Marcos tradujo las preguntas a Petrós. Me dio la sensación de que junto con las palabras pronunciadas por Nerón añadía algunas explicaciones seguramente encaminadas a que mostrara sumo cuidado en la respuesta. Ciertamente, de ésta podía depender un final inmediato y trágico del proceso o bien una última posibilidad de que el pescador se salvara.
—Durante aquellos días —comenzó a decir Petrós— vinieron a ver a Jesús algunos de los fariseos y de los partidarios de Herodes. A diferencia del escriba del que hablé antes, éstos lo que buscaban eran poder sorprenderle en alguna palabra y así perjudicarlo. De manera que llegaron hasta donde estaba y le dijeron: Maestro, sabemos que eres un hombre veraz, y que nadie te da cuidado porque no miras la apariencia de los hombres, sino que con verdad enseñas el camino de Dios.
No pude evitar que se me escapara una sonrisa al escuchar aquellas palabras. Al parecer, la hipocresía y la adulación con las peores intenciones no quedaban relegadas al terreno de la gente civilizada. También los bárbaros sabían hacer un uso cabal de ambas cuando así les convenía para lograr sus fines. La cuestión era cómo habían asestado el golpe a Jesús después de arrojarle aquellas melosas palabras en los oídos.
—Y entonces le preguntaron: ¿Es lícito dar tributo a César, o no? ¿Debemos darlo o no debemos darlo?
Observé a Nerón. Hubiera podido asegurar que contenía la respiración para que la salida y la entrada del aliento no le impidiera escuchar con absoluta claridad la respuesta de Jesús. No menos suspensos de la historia se encontraban los demás servidores del imperio.
—Jesús —continuó Petrós— percibió la hipocresía de aquellos hombres y les dijo: ¿Por qué me ponéis a prueba? Traedme un denario para que lo vea.
Entonces ellos se lo trajeron y Jesús les preguntó: ¿De quién es esta imagen y esta inscripción? Al momento le dijeron que era del césar.

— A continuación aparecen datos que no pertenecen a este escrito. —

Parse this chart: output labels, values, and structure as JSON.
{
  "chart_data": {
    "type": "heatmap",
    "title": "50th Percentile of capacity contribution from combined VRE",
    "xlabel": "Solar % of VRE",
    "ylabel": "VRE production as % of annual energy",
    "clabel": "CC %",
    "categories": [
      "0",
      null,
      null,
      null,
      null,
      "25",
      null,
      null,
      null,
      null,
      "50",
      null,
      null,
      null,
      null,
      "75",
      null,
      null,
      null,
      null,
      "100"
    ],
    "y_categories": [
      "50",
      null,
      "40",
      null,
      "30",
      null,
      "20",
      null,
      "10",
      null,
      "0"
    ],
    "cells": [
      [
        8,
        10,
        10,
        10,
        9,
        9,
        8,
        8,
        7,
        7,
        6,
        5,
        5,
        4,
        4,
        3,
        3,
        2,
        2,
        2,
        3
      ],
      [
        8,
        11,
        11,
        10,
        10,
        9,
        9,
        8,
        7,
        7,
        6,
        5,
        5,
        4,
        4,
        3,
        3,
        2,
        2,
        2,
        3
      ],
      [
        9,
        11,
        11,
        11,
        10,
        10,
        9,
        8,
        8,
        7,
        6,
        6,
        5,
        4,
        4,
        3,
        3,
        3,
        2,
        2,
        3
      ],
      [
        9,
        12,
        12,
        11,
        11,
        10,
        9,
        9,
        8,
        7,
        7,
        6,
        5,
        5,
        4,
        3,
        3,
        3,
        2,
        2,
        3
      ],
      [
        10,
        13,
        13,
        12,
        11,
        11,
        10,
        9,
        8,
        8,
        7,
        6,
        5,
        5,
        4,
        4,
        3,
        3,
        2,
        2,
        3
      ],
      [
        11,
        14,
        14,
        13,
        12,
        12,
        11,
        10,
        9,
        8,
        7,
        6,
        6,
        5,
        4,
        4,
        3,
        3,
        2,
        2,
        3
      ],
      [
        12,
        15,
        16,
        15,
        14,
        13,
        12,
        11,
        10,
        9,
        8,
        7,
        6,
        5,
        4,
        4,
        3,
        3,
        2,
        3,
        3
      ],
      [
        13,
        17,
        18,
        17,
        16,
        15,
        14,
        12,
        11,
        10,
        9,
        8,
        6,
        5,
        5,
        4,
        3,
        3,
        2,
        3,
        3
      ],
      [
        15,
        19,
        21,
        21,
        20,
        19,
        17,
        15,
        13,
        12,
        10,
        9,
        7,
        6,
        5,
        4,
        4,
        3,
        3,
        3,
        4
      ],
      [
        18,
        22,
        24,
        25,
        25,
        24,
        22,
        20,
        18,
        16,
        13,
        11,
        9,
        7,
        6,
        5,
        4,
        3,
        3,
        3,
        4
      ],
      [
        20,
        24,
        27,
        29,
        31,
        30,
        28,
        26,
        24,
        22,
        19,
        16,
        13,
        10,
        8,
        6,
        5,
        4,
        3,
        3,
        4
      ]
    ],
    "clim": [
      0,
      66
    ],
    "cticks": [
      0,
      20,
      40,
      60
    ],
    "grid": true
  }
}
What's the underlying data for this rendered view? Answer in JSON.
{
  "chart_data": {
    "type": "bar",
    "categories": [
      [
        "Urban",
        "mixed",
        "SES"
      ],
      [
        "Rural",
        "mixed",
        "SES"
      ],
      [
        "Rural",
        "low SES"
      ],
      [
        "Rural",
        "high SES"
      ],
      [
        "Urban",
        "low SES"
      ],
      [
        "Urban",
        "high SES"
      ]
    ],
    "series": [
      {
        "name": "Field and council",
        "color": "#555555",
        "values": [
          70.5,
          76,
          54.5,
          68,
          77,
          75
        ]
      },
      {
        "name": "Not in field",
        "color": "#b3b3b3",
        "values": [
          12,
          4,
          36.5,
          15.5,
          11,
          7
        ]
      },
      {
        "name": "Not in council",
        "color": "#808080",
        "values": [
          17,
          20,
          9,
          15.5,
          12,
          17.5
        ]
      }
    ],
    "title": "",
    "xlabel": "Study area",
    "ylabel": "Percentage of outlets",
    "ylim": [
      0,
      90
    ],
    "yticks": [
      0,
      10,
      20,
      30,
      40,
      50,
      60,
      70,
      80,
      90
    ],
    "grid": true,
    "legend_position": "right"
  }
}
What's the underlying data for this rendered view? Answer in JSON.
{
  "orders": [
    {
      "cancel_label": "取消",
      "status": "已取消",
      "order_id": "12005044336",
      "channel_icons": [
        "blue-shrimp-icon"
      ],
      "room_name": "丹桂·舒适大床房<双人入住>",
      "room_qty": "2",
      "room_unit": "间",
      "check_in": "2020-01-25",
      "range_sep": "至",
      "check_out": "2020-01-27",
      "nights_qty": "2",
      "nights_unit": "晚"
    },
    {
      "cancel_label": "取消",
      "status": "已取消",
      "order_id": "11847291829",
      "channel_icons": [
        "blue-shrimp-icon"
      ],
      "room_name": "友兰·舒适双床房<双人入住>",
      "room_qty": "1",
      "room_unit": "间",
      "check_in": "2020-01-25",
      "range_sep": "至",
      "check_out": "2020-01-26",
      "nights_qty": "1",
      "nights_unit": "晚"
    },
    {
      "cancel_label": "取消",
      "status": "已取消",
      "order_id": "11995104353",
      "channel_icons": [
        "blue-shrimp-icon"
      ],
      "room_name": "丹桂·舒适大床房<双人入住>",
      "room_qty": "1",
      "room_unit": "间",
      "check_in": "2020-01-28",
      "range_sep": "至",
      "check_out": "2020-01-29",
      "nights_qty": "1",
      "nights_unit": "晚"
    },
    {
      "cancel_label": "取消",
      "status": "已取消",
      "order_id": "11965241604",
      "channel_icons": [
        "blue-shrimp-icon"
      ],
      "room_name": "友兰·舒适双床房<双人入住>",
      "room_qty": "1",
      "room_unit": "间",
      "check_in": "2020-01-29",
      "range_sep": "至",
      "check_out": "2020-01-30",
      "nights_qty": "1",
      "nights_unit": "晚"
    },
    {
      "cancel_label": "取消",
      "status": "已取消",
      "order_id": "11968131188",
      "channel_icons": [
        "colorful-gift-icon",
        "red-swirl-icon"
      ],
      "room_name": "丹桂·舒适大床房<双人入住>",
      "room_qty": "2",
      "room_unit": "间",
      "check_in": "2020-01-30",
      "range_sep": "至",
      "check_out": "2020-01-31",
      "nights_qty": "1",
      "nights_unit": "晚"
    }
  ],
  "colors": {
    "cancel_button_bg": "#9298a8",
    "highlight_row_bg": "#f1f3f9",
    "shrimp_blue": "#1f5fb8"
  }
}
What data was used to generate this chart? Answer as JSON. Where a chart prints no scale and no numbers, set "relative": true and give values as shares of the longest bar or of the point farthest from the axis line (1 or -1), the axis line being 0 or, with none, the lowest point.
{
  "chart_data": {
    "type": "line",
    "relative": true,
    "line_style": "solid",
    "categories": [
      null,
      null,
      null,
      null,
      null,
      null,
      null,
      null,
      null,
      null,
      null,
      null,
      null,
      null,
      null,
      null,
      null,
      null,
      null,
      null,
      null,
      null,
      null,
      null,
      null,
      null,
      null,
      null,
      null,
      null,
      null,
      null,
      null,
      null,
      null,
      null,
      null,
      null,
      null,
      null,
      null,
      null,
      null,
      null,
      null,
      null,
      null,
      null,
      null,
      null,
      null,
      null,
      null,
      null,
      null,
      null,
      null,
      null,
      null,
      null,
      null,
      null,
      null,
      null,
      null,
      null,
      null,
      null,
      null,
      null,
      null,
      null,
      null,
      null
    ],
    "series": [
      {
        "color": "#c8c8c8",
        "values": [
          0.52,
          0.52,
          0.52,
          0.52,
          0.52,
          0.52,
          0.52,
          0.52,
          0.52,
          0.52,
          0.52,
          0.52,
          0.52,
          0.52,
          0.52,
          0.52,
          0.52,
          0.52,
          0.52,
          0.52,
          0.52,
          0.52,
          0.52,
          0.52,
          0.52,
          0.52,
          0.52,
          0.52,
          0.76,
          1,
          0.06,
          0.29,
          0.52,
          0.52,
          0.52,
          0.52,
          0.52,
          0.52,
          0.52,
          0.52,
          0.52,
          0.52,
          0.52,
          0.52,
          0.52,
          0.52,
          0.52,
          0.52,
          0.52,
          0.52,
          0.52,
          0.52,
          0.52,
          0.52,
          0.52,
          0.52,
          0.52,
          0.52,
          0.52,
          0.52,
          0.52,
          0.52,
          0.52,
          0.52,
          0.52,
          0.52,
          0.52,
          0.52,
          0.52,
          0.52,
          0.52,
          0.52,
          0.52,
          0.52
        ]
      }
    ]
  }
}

—Naturalmente —interrumpió Nerón a la vez que desplegaba una sonrisa felina—, naturalmente que le dijeron eso, pero ¿qué respondió tu maestro a la pregunta que ellos le habían formulado? ¡Rápido! ¿Qué contestó?
El pescador miró fijamente a Nerón y, por un instante, me pareció percibir en sus pupilas algo extraño que distaba mucho de asemejarse al rencor, al odio o al desprecio y que recordaba enormemente la tristeza que sentimos cuando no podemos ayudar a alguien a quien amamos a salir de su desdicha.
—Jesús los miró —dijo Petrós— y les respondió: Dad al césar lo que es del césar y a Dios lo que es de Dios.